Liquids will be separated and stabilized at the central processing facility, then shipped through a new 22-mile, eight- to 12-inch pipeline to the Badami Unit pipeline tie-in for delivery to the trans-Alaska oil pipeline.

The central processing facility at Point Thomson “will consist of two trains capable of processing 100 million cubic feet and 5,000 barrels per day.”

Other infrastructure will include camps, utilities, a warehousing facility, in-field roads and an airstrip.

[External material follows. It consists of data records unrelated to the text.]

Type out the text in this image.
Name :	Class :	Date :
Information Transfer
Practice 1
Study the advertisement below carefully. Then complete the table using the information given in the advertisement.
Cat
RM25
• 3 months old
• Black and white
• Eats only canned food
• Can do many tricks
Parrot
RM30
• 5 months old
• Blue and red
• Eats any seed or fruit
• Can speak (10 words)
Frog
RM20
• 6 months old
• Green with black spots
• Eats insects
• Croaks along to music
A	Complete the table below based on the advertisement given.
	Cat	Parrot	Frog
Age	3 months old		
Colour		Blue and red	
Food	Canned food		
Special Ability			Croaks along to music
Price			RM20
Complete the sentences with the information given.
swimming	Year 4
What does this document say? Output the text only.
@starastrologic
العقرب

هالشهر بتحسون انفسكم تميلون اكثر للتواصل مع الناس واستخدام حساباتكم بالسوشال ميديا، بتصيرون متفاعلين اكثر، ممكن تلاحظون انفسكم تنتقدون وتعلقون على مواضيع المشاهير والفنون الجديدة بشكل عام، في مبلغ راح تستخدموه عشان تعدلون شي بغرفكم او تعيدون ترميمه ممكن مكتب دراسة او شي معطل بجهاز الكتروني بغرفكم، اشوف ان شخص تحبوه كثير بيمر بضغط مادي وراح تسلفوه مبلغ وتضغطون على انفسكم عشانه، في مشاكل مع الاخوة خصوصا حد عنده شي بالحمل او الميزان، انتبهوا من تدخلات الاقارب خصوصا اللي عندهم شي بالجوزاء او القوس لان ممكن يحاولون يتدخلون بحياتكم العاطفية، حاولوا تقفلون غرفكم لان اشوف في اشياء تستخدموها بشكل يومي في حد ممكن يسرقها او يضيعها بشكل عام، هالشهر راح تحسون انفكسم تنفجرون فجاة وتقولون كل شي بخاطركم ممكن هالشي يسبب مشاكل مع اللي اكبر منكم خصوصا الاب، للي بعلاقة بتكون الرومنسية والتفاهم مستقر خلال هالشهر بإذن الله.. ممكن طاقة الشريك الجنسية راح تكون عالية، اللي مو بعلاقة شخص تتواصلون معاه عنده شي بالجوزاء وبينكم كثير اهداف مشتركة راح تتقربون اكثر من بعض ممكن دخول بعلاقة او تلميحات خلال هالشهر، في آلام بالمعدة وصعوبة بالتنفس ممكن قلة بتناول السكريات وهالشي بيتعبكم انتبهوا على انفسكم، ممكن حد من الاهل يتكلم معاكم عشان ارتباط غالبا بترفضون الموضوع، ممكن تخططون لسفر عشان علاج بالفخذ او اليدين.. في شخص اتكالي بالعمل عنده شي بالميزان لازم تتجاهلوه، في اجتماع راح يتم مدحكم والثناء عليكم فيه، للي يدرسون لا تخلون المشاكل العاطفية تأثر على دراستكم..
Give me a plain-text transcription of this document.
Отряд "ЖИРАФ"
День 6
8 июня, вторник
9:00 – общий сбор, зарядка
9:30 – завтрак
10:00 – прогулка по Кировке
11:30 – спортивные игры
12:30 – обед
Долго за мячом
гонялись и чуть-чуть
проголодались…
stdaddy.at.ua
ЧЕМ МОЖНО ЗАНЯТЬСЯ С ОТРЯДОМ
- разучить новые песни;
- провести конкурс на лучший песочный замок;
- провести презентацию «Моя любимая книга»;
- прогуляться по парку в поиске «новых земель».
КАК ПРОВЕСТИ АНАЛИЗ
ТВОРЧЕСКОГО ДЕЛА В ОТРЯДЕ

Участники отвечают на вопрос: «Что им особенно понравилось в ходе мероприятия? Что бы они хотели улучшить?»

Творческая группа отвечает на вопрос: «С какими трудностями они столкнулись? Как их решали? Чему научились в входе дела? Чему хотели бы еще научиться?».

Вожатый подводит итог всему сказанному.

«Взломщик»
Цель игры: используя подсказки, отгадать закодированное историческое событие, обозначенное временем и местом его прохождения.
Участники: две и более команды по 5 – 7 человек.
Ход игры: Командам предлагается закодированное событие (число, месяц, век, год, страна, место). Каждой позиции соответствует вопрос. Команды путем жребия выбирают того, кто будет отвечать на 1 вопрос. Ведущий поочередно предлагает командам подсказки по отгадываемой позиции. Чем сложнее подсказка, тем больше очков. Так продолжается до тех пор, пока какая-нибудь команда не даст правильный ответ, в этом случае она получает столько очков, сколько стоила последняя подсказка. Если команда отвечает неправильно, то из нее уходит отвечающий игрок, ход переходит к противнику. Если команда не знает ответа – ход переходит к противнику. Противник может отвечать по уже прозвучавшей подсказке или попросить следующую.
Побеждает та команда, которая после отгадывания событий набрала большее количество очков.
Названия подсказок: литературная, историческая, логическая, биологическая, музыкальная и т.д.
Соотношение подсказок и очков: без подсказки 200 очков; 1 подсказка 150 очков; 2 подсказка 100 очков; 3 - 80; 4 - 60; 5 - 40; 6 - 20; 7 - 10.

The initial production system is not dependent, Exxon said in its plan, on the construction of a permanent off-lease road.

Point Thomson pool rules

Exxon said in its plan that “a key regulatory requirement” for Point Thomson development is obtaining approval for pool rules from AOGCC. As part of that process, confidential technical data has been shared with the agency via a data room, a process Exxon anticipates being complete by the end of 2008, when a request for pool rules will be submitted by the company.

The data room also provides AOGCC information that is “relevant to gas sales,” Exxon said.

“To ensure owners are able to individually participate in an open season process for a gas pipeline, approval of necessary pool rules to authorize the desired gas offtake rate for the gas depletion development plan will be requested,” Exxon said, noting that the submittal will be “timed so the conservation order could be issued prior to the open season.”